Unix Tools and the FITO Category Mistake: Crash Consistency and the Protocol Nature of Persistence
Paul Borrill
TL;DR
FITO analysis demonstrates that the assumption of instantaneous atomic state transitions constitutes a category mistake at every layer of the computing stack -- from ext4 journaling and delayed allocation, through fsync failure semantics, NVMe Flush/FUA device behavior, and Linux restartable sequences.
Abstract
Unix tools such as ls, cp, mv, and rename expose a filesystem abstraction that appears to present a single, authoritative state evolving through atomic transitions. This abstraction is false. We present a systematic Forward-In-Time-Only (FITO) analysis demonstrating that the assumption of instantaneous atomic state transitions constitutes a category mistake at every layer of the computing stack -- from ext4 journaling and delayed allocation, through fsync failure semantics, NVMe Flush/FUA device behavior, and Linux restartable sequences, down to the x86-64 CPU's own inability to guarantee atomic supervisor entry under Non-Maskable Interrupts. We prove a formal impossibility result: no syscall-based persistence primitive can define a commit boundary under failure, because the syscall return value is consistent with multiple materially different persistence states across Linux filesystems.
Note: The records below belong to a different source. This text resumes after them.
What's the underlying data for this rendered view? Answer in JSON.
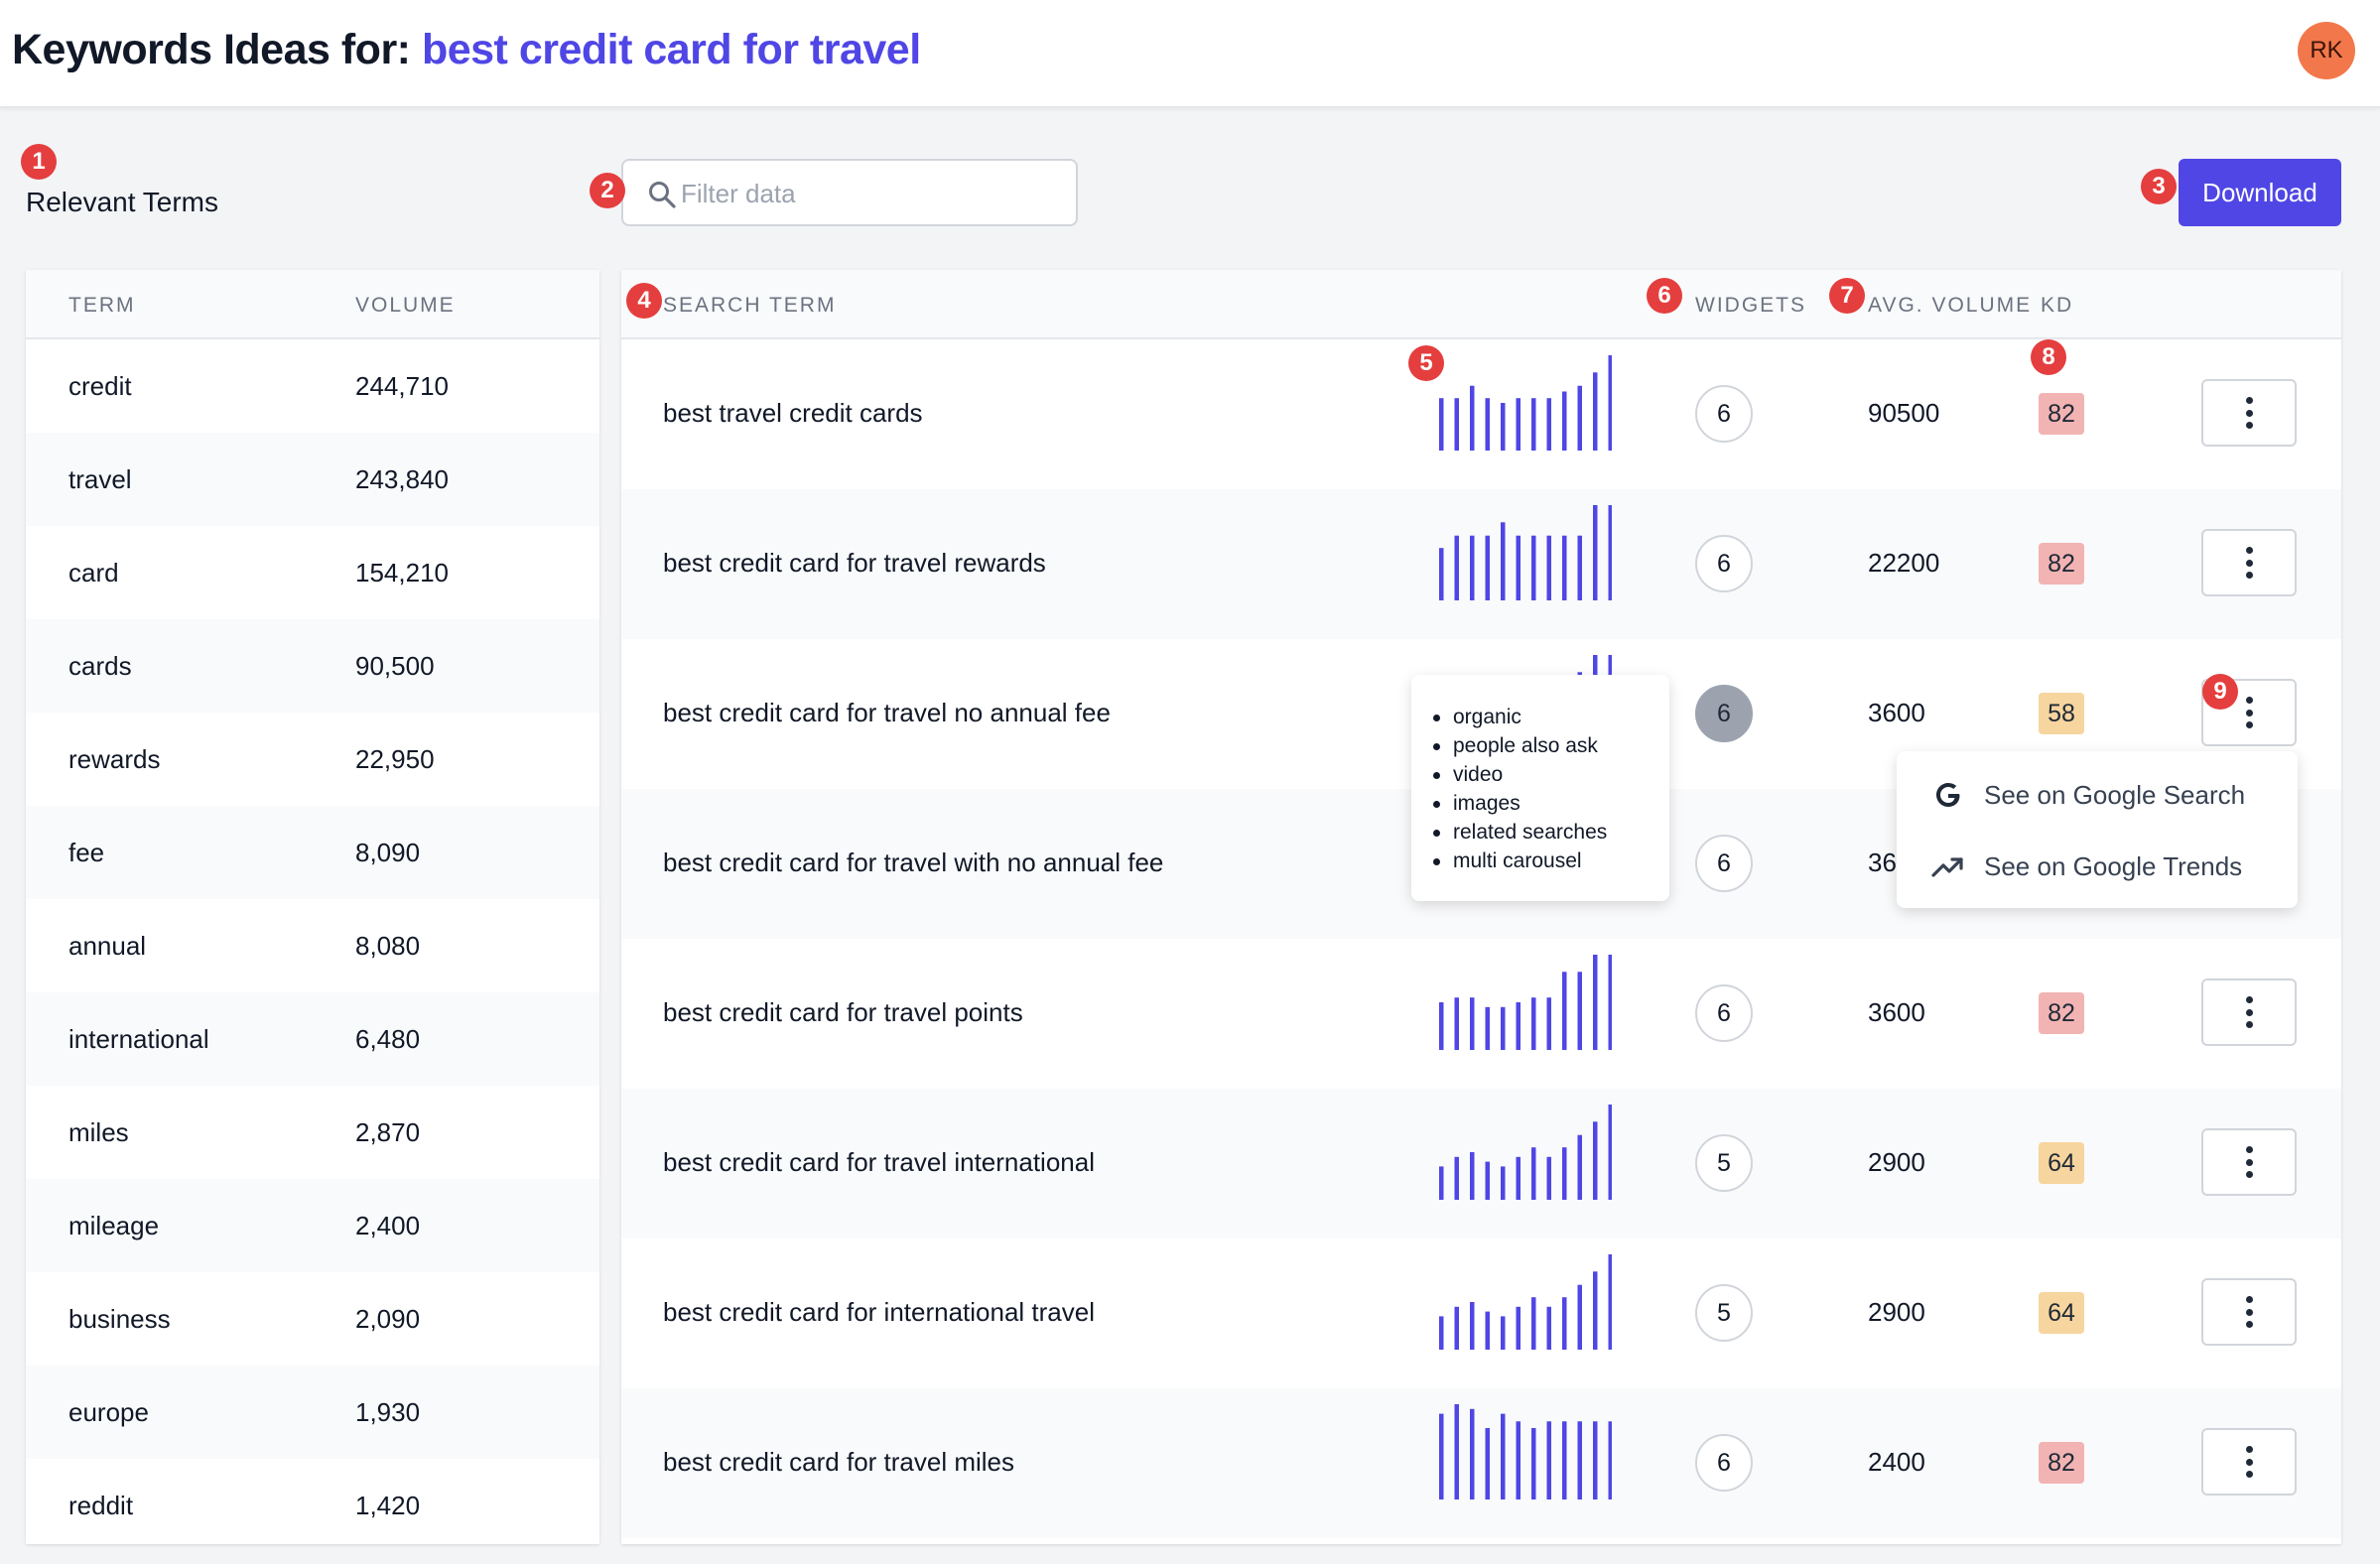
{
  "header": {
    "title_prefix": "Keywords Ideas for:",
    "query": "best credit card for travel",
    "avatar_initials": "RK"
  },
  "markers": [
    "1",
    "2",
    "3",
    "4",
    "5",
    "6",
    "7",
    "8",
    "9"
  ],
  "relevant_terms": {
    "label": "Relevant Terms",
    "columns": [
      "TERM",
      "VOLUME"
    ],
    "rows": [
      {
        "term": "credit",
        "volume": "244,710"
      },
      {
        "term": "travel",
        "volume": "243,840"
      },
      {
        "term": "card",
        "volume": "154,210"
      },
      {
        "term": "cards",
        "volume": "90,500"
      },
      {
        "term": "rewards",
        "volume": "22,950"
      },
      {
        "term": "fee",
        "volume": "8,090"
      },
      {
        "term": "annual",
        "volume": "8,080"
      },
      {
        "term": "international",
        "volume": "6,480"
      },
      {
        "term": "miles",
        "volume": "2,870"
      },
      {
        "term": "mileage",
        "volume": "2,400"
      },
      {
        "term": "business",
        "volume": "2,090"
      },
      {
        "term": "europe",
        "volume": "1,930"
      },
      {
        "term": "reddit",
        "volume": "1,420"
      }
    ]
  },
  "filter": {
    "placeholder": "Filter data",
    "value": ""
  },
  "download_label": "Download",
  "results": {
    "columns": {
      "search_term": "SEARCH TERM",
      "widgets": "WIDGETS",
      "avg_volume": "AVG. VOLUME",
      "kd": "KD"
    },
    "accent_color": "#4f46e5",
    "rows": [
      {
        "term": "best travel credit cards",
        "widgets": "6",
        "avg_volume": "90500",
        "kd": "82",
        "kd_level": "red",
        "trend": [
          0.55,
          0.55,
          0.68,
          0.55,
          0.5,
          0.55,
          0.55,
          0.55,
          0.62,
          0.68,
          0.82,
          1.0
        ]
      },
      {
        "term": "best credit card for travel rewards",
        "widgets": "6",
        "avg_volume": "22200",
        "kd": "82",
        "kd_level": "red",
        "trend": [
          0.55,
          0.68,
          0.68,
          0.68,
          0.82,
          0.68,
          0.68,
          0.68,
          0.68,
          0.68,
          1.0,
          1.0
        ]
      },
      {
        "term": "best credit card for travel no annual fee",
        "widgets": "6",
        "avg_volume": "3600",
        "kd": "58",
        "kd_level": "yellow",
        "trend": [
          0.5,
          0.5,
          0.5,
          0.5,
          0.5,
          0.5,
          0.55,
          0.5,
          0.5,
          0.82,
          1.0,
          1.0
        ],
        "widgets_active": true
      },
      {
        "term": "best credit card for travel with no annual fee",
        "widgets": "6",
        "avg_volume": "3600",
        "kd": "",
        "kd_level": "red",
        "trend": []
      },
      {
        "term": "best credit card for travel points",
        "widgets": "6",
        "avg_volume": "3600",
        "kd": "82",
        "kd_level": "red",
        "trend": [
          0.5,
          0.55,
          0.55,
          0.45,
          0.45,
          0.5,
          0.55,
          0.55,
          0.82,
          0.82,
          1.0,
          1.0
        ]
      },
      {
        "term": "best credit card for travel international",
        "widgets": "5",
        "avg_volume": "2900",
        "kd": "64",
        "kd_level": "yellow",
        "trend": [
          0.35,
          0.45,
          0.5,
          0.4,
          0.35,
          0.45,
          0.55,
          0.45,
          0.55,
          0.68,
          0.82,
          1.0
        ]
      },
      {
        "term": "best credit card for international travel",
        "widgets": "5",
        "avg_volume": "2900",
        "kd": "64",
        "kd_level": "yellow",
        "trend": [
          0.35,
          0.45,
          0.5,
          0.4,
          0.35,
          0.45,
          0.55,
          0.45,
          0.55,
          0.68,
          0.82,
          1.0
        ]
      },
      {
        "term": "best credit card for travel miles",
        "widgets": "6",
        "avg_volume": "2400",
        "kd": "82",
        "kd_level": "red",
        "trend": [
          0.9,
          1.0,
          0.95,
          0.75,
          0.9,
          0.82,
          0.75,
          0.82,
          0.82,
          0.82,
          0.82,
          0.82
        ]
      }
    ]
  },
  "widgets_tooltip": {
    "items": [
      "organic",
      "people also ask",
      "video",
      "images",
      "related searches",
      "multi carousel"
    ]
  },
  "row_menu": {
    "items": [
      {
        "label": "See on Google Search",
        "icon": "google-icon"
      },
      {
        "label": "See on Google Trends",
        "icon": "trending-up-icon"
      }
    ]
  }
}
We identify cross-layer temporal assumption leakage as the structural mechanism by which the category mistake propagates, and show that the entire storage stack forms a recursive chain of non-atomic dependencies whose apparent atomicity reflects mathematical impossibility (Herlihy, 1991), not merely engineering deficiency. An appendix documents the real-world consequences: cascading cloud outages at Google, AWS, Meta, and Cloudflare driven by retry amplification; database corruption from fsync failures in PostgreSQL, etcd, and MySQL; silent data corruption at CERN, NetApp, and Meta; AI training waste consuming 12--43% of compute budgets at scale; and financial system failures totaling billions of dollars annually. These consequences trace to a single structural cause: systems designed around the FITO assumption, compensating for its failure with retry-and-recover protocols that amplify the very failures they attempt to mask.